L’histoire des technologies réserve parfois bien des surprises. Un jour à la pointe, puis oubliées au gré de l’apparition de techniques plus modernes, elles peuvent parfois tenter des retours inattendus. Le (timide) renouveau de la gazéification est emblématique. Ce procédé fut mis au point dès 1798 par Philippe Lebon. Au cours du XIXe siècle, il a été amélioré, devenant au début du XXe indispensable dans les grandes villes. De Londres à Paris, le gaz synthétique issu du charbon minéral sert à éclairer les rues, puis à alimenter les foyers ou les entreprises. En 1921 apparaît le premier gazogène au bois développé par Georges Imbert. Des usines à gaz pullulent en France jusqu’aux années soixante. Fonctionnant au charbon et jugées trop polluantes, elles sont progressivement démantelées et l’alimentation des villes est peu à peu assurée par le gaz naturel.

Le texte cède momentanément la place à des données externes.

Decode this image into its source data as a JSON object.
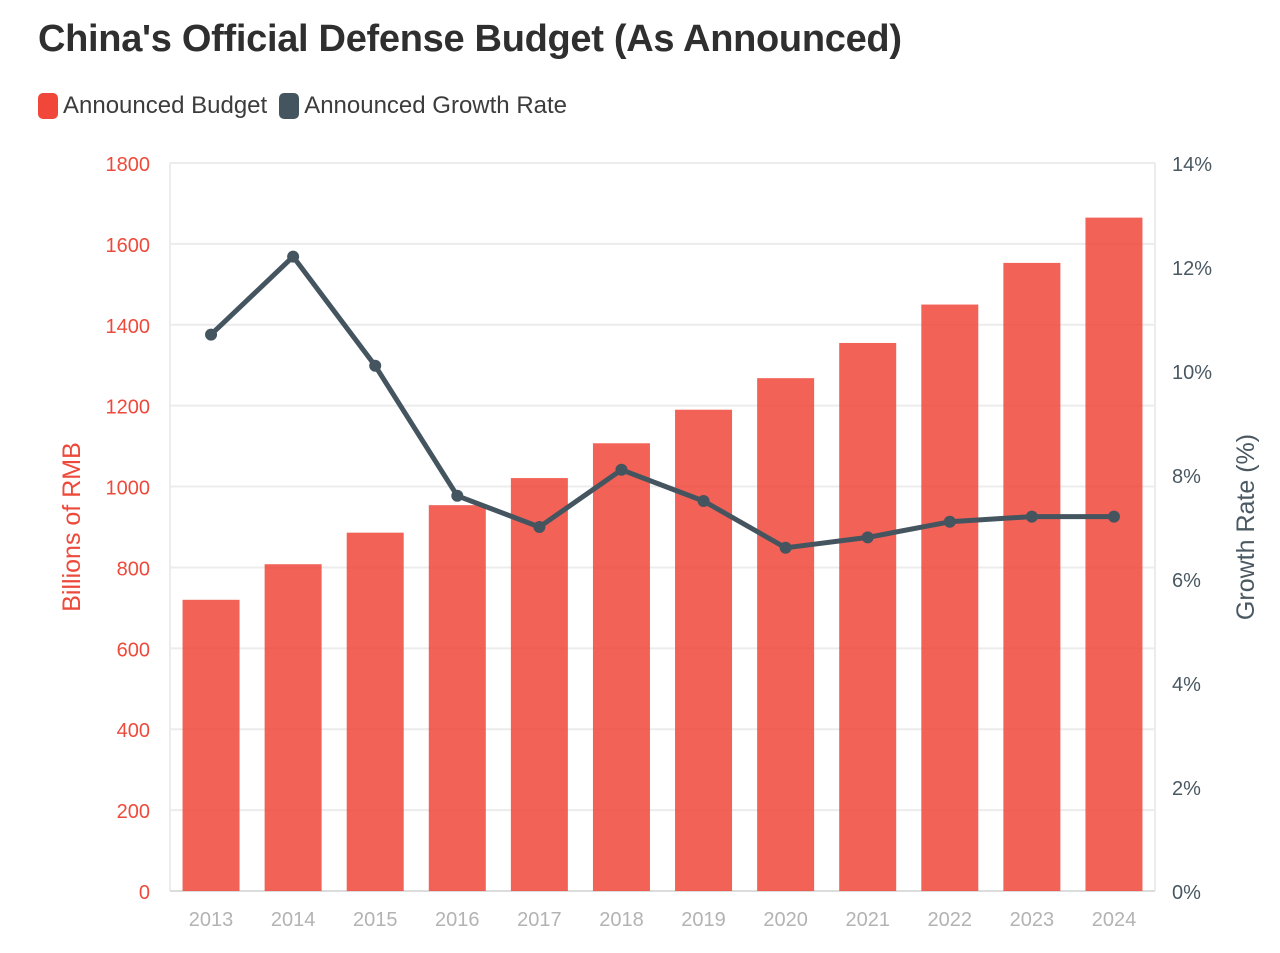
{
  "title": "China's Official Defense Budget (As Announced)",
  "legend": [
    {
      "label": "Announced Budget",
      "color": "#f0473a"
    },
    {
      "label": "Announced Growth Rate",
      "color": "#455560"
    }
  ],
  "chart_data": {
    "type": "bar",
    "title": "China's Official Defense Budget (As Announced)",
    "categories": [
      "2013",
      "2014",
      "2015",
      "2016",
      "2017",
      "2018",
      "2019",
      "2020",
      "2021",
      "2022",
      "2023",
      "2024"
    ],
    "series": [
      {
        "name": "Announced Budget",
        "type": "bar",
        "axis": "left",
        "color": "#f0473a",
        "values": [
          720,
          808,
          886,
          954,
          1021,
          1107,
          1190,
          1268,
          1355,
          1450,
          1553,
          1665
        ]
      },
      {
        "name": "Announced Growth Rate",
        "type": "line",
        "axis": "right",
        "color": "#455560",
        "values": [
          10.7,
          12.2,
          10.1,
          7.6,
          7.0,
          8.1,
          7.5,
          6.6,
          6.8,
          7.1,
          7.2,
          7.2
        ]
      }
    ],
    "ylabel": "Billions of RMB",
    "ylim": [
      0,
      1800
    ],
    "yticks": [
      "0",
      "200",
      "400",
      "600",
      "800",
      "1000",
      "1200",
      "1400",
      "1600",
      "1800"
    ],
    "y2label": "Growth Rate (%)",
    "y2lim": [
      0,
      14
    ],
    "y2ticks": [
      "0%",
      "2%",
      "4%",
      "6%",
      "8%",
      "10%",
      "12%",
      "14%"
    ],
    "grid": true,
    "legend_position": "top-left",
    "left_axis_color": "#ee4a3b",
    "right_axis_color": "#4a5862",
    "tick_color": "#b3b3b3",
    "grid_color": "#ececec"
  }
}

Pourtant, la gazéification, souvent jugée désuète, tient peut-être sa revanche. Les défenseurs de cette technique la voient comme une alternative possible au gaz fossile. Longtemps pénalisée par l’image de l’usine à gaz alimentant des réverbères, elle est désormais associée à des concepts modernes comme le gaz vert, le biométhane de deuxième génération (BioSNG) ou la transition énergétique. Pourtant, les technologies de production de BioSNG ne permettent pas d’établir un coût de production compétitif : «Les principaux experts du secteur s’accordent à dire que, même à terme, dans une phase de commercialisation importante, le prix du bioSNG sera très vraisemblablement sensiblement supérieur à celui du gaz naturel», affirme Alcimed dans une note parue en 2013. Sa production nécessite en effet quatre étapes compliquées à mettre en œuvre.

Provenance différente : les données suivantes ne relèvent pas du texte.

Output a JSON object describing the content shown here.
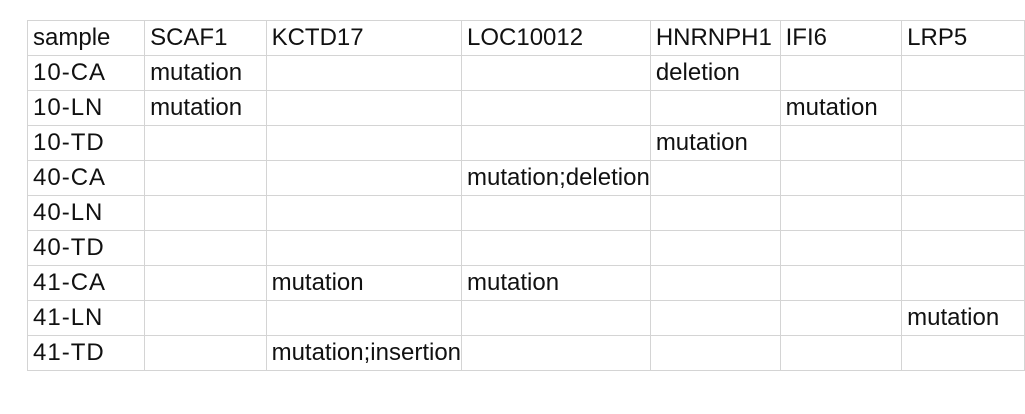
{
  "table": {
    "headers": [
      "sample",
      "SCAF1",
      "KCTD17",
      "LOC10012",
      "HNRNPH1",
      "IFI6",
      "LRP5"
    ],
    "rows": [
      [
        "10-CA",
        "mutation",
        "",
        "",
        "deletion",
        "",
        ""
      ],
      [
        "10-LN",
        "mutation",
        "",
        "",
        "",
        "mutation",
        ""
      ],
      [
        "10-TD",
        "",
        "",
        "",
        "mutation",
        "",
        ""
      ],
      [
        "40-CA",
        "",
        "",
        "mutation;deletion",
        "",
        "",
        ""
      ],
      [
        "40-LN",
        "",
        "",
        "",
        "",
        "",
        ""
      ],
      [
        "40-TD",
        "",
        "",
        "",
        "",
        "",
        ""
      ],
      [
        "41-CA",
        "",
        "mutation",
        "mutation",
        "",
        "",
        ""
      ],
      [
        "41-LN",
        "",
        "",
        "",
        "",
        "",
        "mutation"
      ],
      [
        "41-TD",
        "",
        "mutation;insertion",
        "",
        "",
        "",
        ""
      ]
    ]
  }
}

Tout commence par le séchage de la biomasse à des températures comprises entre 100 °C et 160 °C. Cette étape produit de la vapeur d’eau. Puis, il faut augmenter progressivement la chaleur entre 120 °C et 600 °C : c’est la pyrolyse. Elle se déroule sans oxygène, entraînant la décomposition de la matière séchée et l’association entre eux des atomes de carbone. Dans le gazéifieur, sont présents du carbone réducteur (coke ou résidus de carbone), du gaz de pyrolyse (principalement CO et CH4), des goudrons et des matières volatiles. À ce stade, l’oxygène est introduit dans l’installation à des températures comprises entre 1 200°C et 1 500°C...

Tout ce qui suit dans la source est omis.